Кевин не казался мне сейчас таким же целеустремленным идеалистом, с каким я познакомилась восемнадцать месяцев назад на политическом митинге в университете. Это был случай, когда местный суд присяжных отпустил на свободу одного субъекта, который совершенно случайно, конечно, выстрелом убил молодого негра – друга его дочери. Кевин нечаянно сильно ударил меня по голове каким-то транспарантом и для того, чтобы загладить вину, предложил купить мне пива. Сидя за столом, намочив рукава своей выцветшей рубашки в луже, но не обращая на это внимания, он говорил без умолку. Сначала об этом случае, потом, выяснив, что мы коллеги – о своих идеях по созданию действительно хорошего, действительно полезного учебного пособия. Та сцена отпечаталась в моей памяти так же ясно, как фотография. Рядом с той фотографией я представила себе новую – сегодняшнего Кевина – загорелого, в белой тенниске или пьющего бренди в собственной библиотеке после обеда. Физически он выглядел на сто процентов предпочтительнее. Но я скучала по бледному, небрежно одетому человеку, чьи волосы всегда нуждались в стрижке и у чьих рубашек всегда не хватало пуговиц.
Было и другое обстоятельство, в котором я с трудом могла бы сознаться самой себе из-за боязни показаться глупой. До того как Джо оказался на моем пути, я начала думать, что Кевин мог бы проявить интерес и к другим моим достоинствам – не только к толковым мозгам. Думаю, не надо объяснять, что я не особенно уверена в своей физической привлекательности. Я была еще менее уверена в ней тогда, когда было так много других женщин, окружавших Кевина, – женщин с пышными красивыми волосами, совершенными белыми зубами и воздушными фигурами. Но теперь у меня было то преимущество, что мы были рядом. Почему бы не воспользоваться бильярдным столом или ковриком перед камином в библиотеке? Почему эта мысль не пришла ни мне, ни Кевину? Не вечно же быть праведниками.
Если продолжать мыслить в том же направлении, то скорее можно докопаться до правды. Хотя я уже сознавалась, что не знаю, существует ли такая вещь, как истина. Я знала, что что-то было ошибочным, но чувствовала это чисто инстинктивно, без участия разума. И в своем стремлении найти логическое оправдание моим тревогам, я избрала Кевина козлом отпущения.

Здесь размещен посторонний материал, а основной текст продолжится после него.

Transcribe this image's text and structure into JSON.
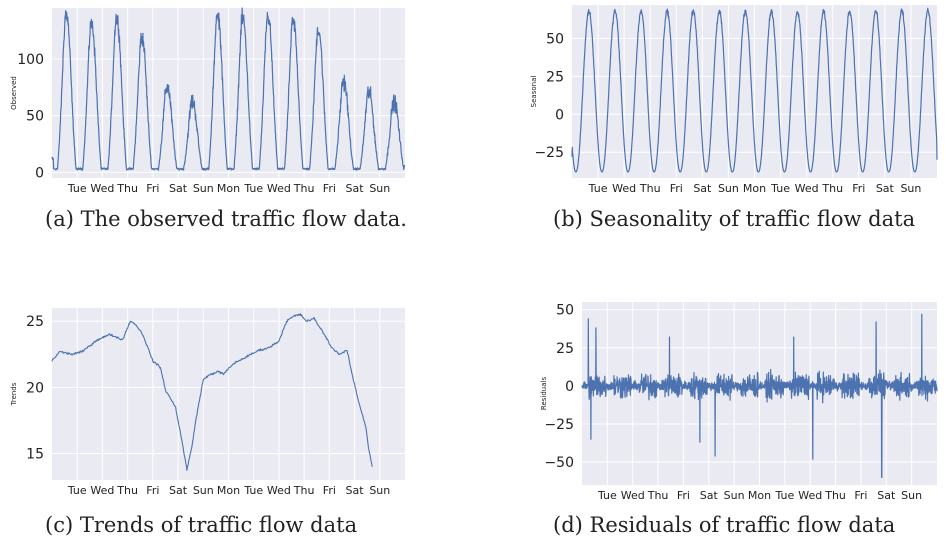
{
  "captions": {
    "a": "(a) The observed traffic flow data.",
    "b": "(b) Seasonality of traffic flow data",
    "c": "(c) Trends of traffic flow data",
    "d": "(d) Residuals of traffic flow data"
  },
  "chart_data": [
    {
      "id": "a",
      "type": "line",
      "ylabel": "Observed",
      "xticklabels": [
        "Tue",
        "Wed",
        "Thu",
        "Fri",
        "Sat",
        "Sun",
        "Mon",
        "Tue",
        "Wed",
        "Thu",
        "Fri",
        "Sat",
        "Sun"
      ],
      "yticks": [
        0,
        50,
        100
      ],
      "ylim": [
        -5,
        145
      ],
      "days": 14,
      "daily_peaks": [
        138,
        130,
        135,
        118,
        75,
        62,
        138,
        135,
        136,
        132,
        125,
        80,
        70,
        62
      ],
      "start_value": 12,
      "end_value": 5,
      "color": "#4c72b0",
      "background": "#eaeaf2",
      "grid": true
    },
    {
      "id": "b",
      "type": "line",
      "ylabel": "Seasonal",
      "xticklabels": [
        "Tue",
        "Wed",
        "Thu",
        "Fri",
        "Sat",
        "Sun",
        "Mon",
        "Tue",
        "Wed",
        "Thu",
        "Fri",
        "Sat",
        "Sun"
      ],
      "yticks": [
        -25,
        0,
        25,
        50
      ],
      "ylim": [
        -42,
        72
      ],
      "days": 14,
      "seasonal_min": -38,
      "seasonal_max": 68,
      "start_value": -28,
      "end_value": -30,
      "color": "#4c72b0",
      "background": "#eaeaf2",
      "grid": true
    },
    {
      "id": "c",
      "type": "line",
      "ylabel": "Trends",
      "xticklabels": [
        "Tue",
        "Wed",
        "Thu",
        "Fri",
        "Sat",
        "Sun",
        "Mon",
        "Tue",
        "Wed",
        "Thu",
        "Fri",
        "Sat",
        "Sun"
      ],
      "yticks": [
        15,
        20,
        25
      ],
      "ylim": [
        13,
        26
      ],
      "x": [
        0,
        0.3,
        0.8,
        1.2,
        1.8,
        2.3,
        2.8,
        3.1,
        3.3,
        3.6,
        4.0,
        4.3,
        4.5,
        4.9,
        5.1,
        5.35,
        5.55,
        5.7,
        6.0,
        6.3,
        6.6,
        6.8,
        7.2,
        7.6,
        7.9,
        8.2,
        8.6,
        9.0,
        9.3,
        9.6,
        9.85,
        10.1,
        10.4,
        10.8,
        11.1,
        11.4,
        11.7,
        11.9,
        12.15,
        12.45,
        12.55,
        12.7
      ],
      "values": [
        22.0,
        22.7,
        22.5,
        22.7,
        23.6,
        24.0,
        23.6,
        25.0,
        24.8,
        24.0,
        22.0,
        21.5,
        19.8,
        18.5,
        16.5,
        13.8,
        15.5,
        17.5,
        20.6,
        21.0,
        21.2,
        21.0,
        21.8,
        22.2,
        22.5,
        22.8,
        23.0,
        23.5,
        25.0,
        25.4,
        25.5,
        25.0,
        25.2,
        24.0,
        23.0,
        22.5,
        22.8,
        21.0,
        19.0,
        17.0,
        15.5,
        14.0
      ],
      "color": "#4c72b0",
      "background": "#eaeaf2",
      "grid": true
    },
    {
      "id": "d",
      "type": "line",
      "ylabel": "Residuals",
      "xticklabels": [
        "Tue",
        "Wed",
        "Thu",
        "Fri",
        "Sat",
        "Sun",
        "Mon",
        "Tue",
        "Wed",
        "Thu",
        "Fri",
        "Sat",
        "Sun"
      ],
      "yticks": [
        -50,
        -25,
        0,
        25,
        50
      ],
      "ylim": [
        -65,
        55
      ],
      "days": 14,
      "noise_amplitude": 12,
      "spikes": [
        {
          "day": 0.25,
          "value": 44
        },
        {
          "day": 0.35,
          "value": -35
        },
        {
          "day": 0.55,
          "value": 38
        },
        {
          "day": 3.45,
          "value": 32
        },
        {
          "day": 4.65,
          "value": -37
        },
        {
          "day": 5.25,
          "value": -46
        },
        {
          "day": 8.35,
          "value": 32
        },
        {
          "day": 9.1,
          "value": -48
        },
        {
          "day": 11.6,
          "value": 42
        },
        {
          "day": 11.82,
          "value": -60
        },
        {
          "day": 13.4,
          "value": 47
        }
      ],
      "color": "#4c72b0",
      "background": "#eaeaf2",
      "grid": true
    }
  ]
}
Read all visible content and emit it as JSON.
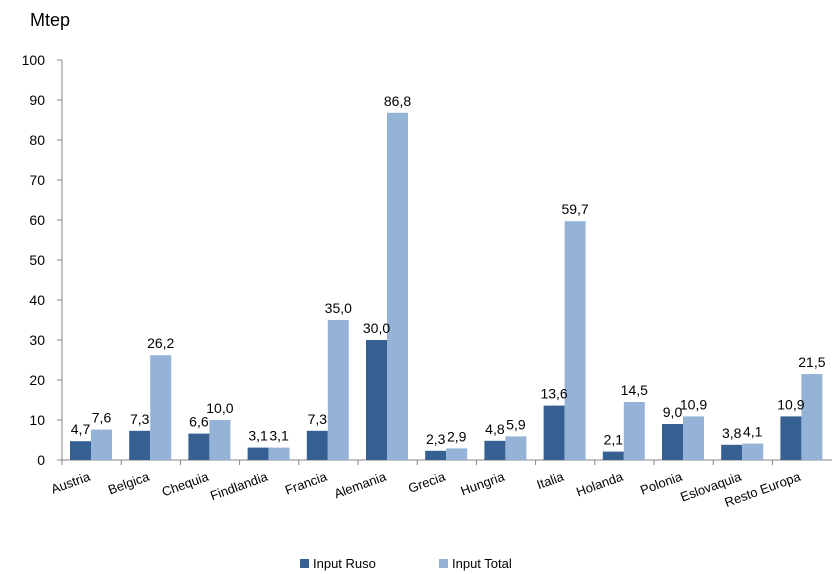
{
  "chart_data": {
    "type": "bar",
    "title": "Mtep",
    "categories": [
      "Austria",
      "Belgica",
      "Chequia",
      "Findlandia",
      "Francia",
      "Alemania",
      "Grecia",
      "Hungria",
      "Italia",
      "Holanda",
      "Polonia",
      "Eslovaquia",
      "Resto Europa"
    ],
    "series": [
      {
        "name": "Input Ruso",
        "color": "#366092",
        "values": [
          4.7,
          7.3,
          6.6,
          3.1,
          7.3,
          30.0,
          2.3,
          4.8,
          13.6,
          2.1,
          9.0,
          3.8,
          10.9
        ],
        "labels": [
          "4,7",
          "7,3",
          "6,6",
          "3,1",
          "7,3",
          "30,0",
          "2,3",
          "4,8",
          "13,6",
          "2,1",
          "9,0",
          "3,8",
          "10,9"
        ]
      },
      {
        "name": "Input Total",
        "color": "#95B3D7",
        "values": [
          7.6,
          26.2,
          10.0,
          3.1,
          35.0,
          86.8,
          2.9,
          5.9,
          59.7,
          14.5,
          10.9,
          4.1,
          21.5
        ],
        "labels": [
          "7,6",
          "26,2",
          "10,0",
          "3,1",
          "35,0",
          "86,8",
          "2,9",
          "5,9",
          "59,7",
          "14,5",
          "10,9",
          "4,1",
          "21,5"
        ]
      }
    ],
    "ylim": [
      0,
      100
    ],
    "yticks": [
      "0",
      "10",
      "20",
      "30",
      "40",
      "50",
      "60",
      "70",
      "80",
      "90",
      "100"
    ],
    "grid": false,
    "legend_position": "bottom"
  }
}
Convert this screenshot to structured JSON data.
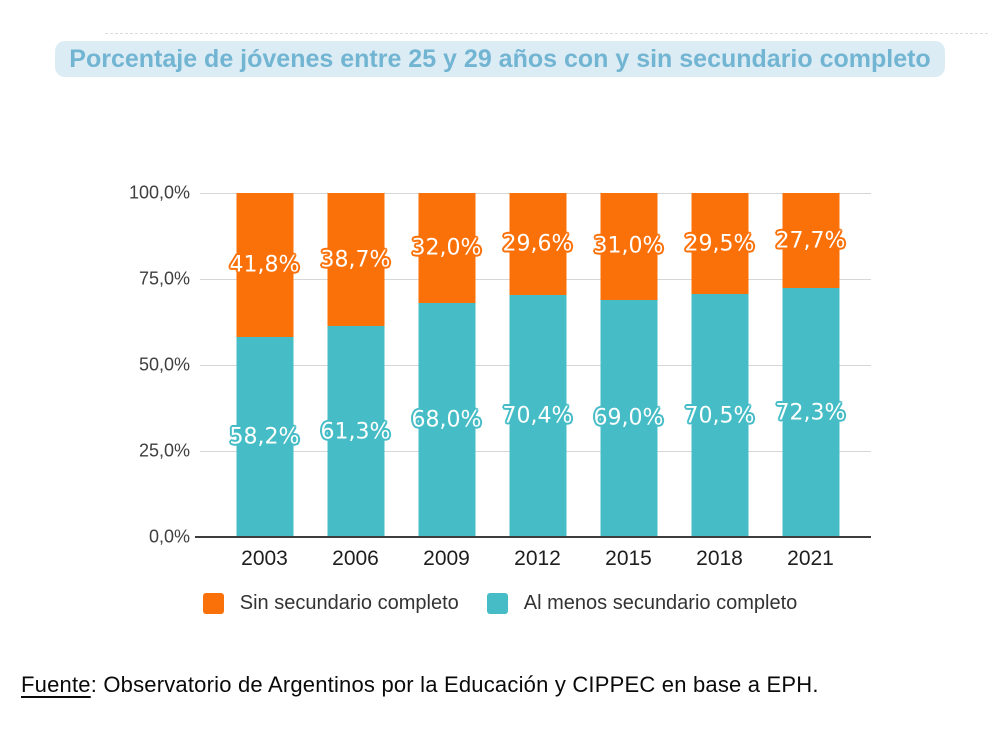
{
  "title": "Porcentaje de jóvenes entre 25 y 29 años con y sin secundario completo",
  "colors": {
    "sin_secundario": "#FB7109",
    "al_menos_secundario": "#46BDC6",
    "title_text": "#72B5D3",
    "title_highlight": "#DCECF5",
    "gridline": "#D6D6D6",
    "axis_line": "#3D3D3D",
    "y_tick_text": "#3F3F3F",
    "x_tick_text": "#1E1E1E",
    "legend_text": "#333333",
    "source_text": "#0A0A0A",
    "data_label_text": "#FFFFFF"
  },
  "chart_data": {
    "type": "bar",
    "stacked": true,
    "title": "Porcentaje de jóvenes entre 25 y 29 años con y sin secundario completo",
    "categories": [
      "2003",
      "2006",
      "2009",
      "2012",
      "2015",
      "2018",
      "2021"
    ],
    "series": [
      {
        "name": "Sin secundario completo",
        "color": "#FB7109",
        "position": "top",
        "values": [
          41.8,
          38.7,
          32.0,
          29.6,
          31.0,
          29.5,
          27.7
        ],
        "labels": [
          "41,8%",
          "38,7%",
          "32,0%",
          "29,6%",
          "31,0%",
          "29,5%",
          "27,7%"
        ]
      },
      {
        "name": "Al menos secundario completo",
        "color": "#46BDC6",
        "position": "bottom",
        "values": [
          58.2,
          61.3,
          68.0,
          70.4,
          69.0,
          70.5,
          72.3
        ],
        "labels": [
          "58,2%",
          "61,3%",
          "68,0%",
          "70,4%",
          "69,0%",
          "70,5%",
          "72,3%"
        ]
      }
    ],
    "xlabel": "",
    "ylabel": "",
    "ylim": [
      0,
      100
    ],
    "y_ticks": [
      {
        "value": 100,
        "label": "100,0%"
      },
      {
        "value": 75,
        "label": "75,0%"
      },
      {
        "value": 50,
        "label": "50,0%"
      },
      {
        "value": 25,
        "label": "25,0%"
      },
      {
        "value": 0,
        "label": "0,0%"
      }
    ],
    "grid": true,
    "legend_position": "bottom"
  },
  "legend": [
    {
      "label": "Sin secundario completo",
      "color": "#FB7109"
    },
    {
      "label": "Al menos secundario completo",
      "color": "#46BDC6"
    }
  ],
  "source": {
    "label": "Fuente",
    "text": ": Observatorio de Argentinos por la Educación y CIPPEC en base a EPH."
  }
}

Мы закончили переносить мои вещи, и мрачно выглядевшая Би пошла готовить сладости к чаю. Отец Стивен готовился отведать угощений – сэндвичи с водяным крессом, слегка покрытое глазурью домашнее печенье и ячменные лепешки со сгущенными топлеными сливками. Я решила, что присоединюсь к компании после плавания. Би готовила слишком вкусно, чтобы упустить такой случай.
Но перед тем как идти к бассейну, я вышла на балкон. Стоя у парапета с бойницами, доходящего до груди, я представляла себя знатной дамой, высматривающей из окна в башне, не возвращается ли ее возлюбленный из крестового похода или какого-нибудь другого романтического бесполезного предприятия. Солнце согревало мое лицо. Ароматный ветерок сдул пряди волос мне на щеки. Я почти могла почувствовать вес тех высоких изогнутых головных уборов, которые прижимали волосы к голове.
Уголком глаза я видела, что двери в комнату Кевина приоткрыты. Как бы случайно, я прошлась по балкону, высоко держа голову, удивляясь, как средневековые женщины удерживали свои огромные головные уборы oт падения. Неужели у них в шляпах были булавки?
Разыгрывание средневековой дамы было маленькой бесхитростной игрой, отвлекающей мои мысли от действительного намерения – вторгнуться в комнату Кевина в надежде найти разгадку того, что с ним творится. Я испытала нечто вроде шока, когда первой вещью, попавшейся мне на глаза, стал портрет средневековой дамы в платье с длинным стелющимся шлейфом и в изогнутом головном уборе.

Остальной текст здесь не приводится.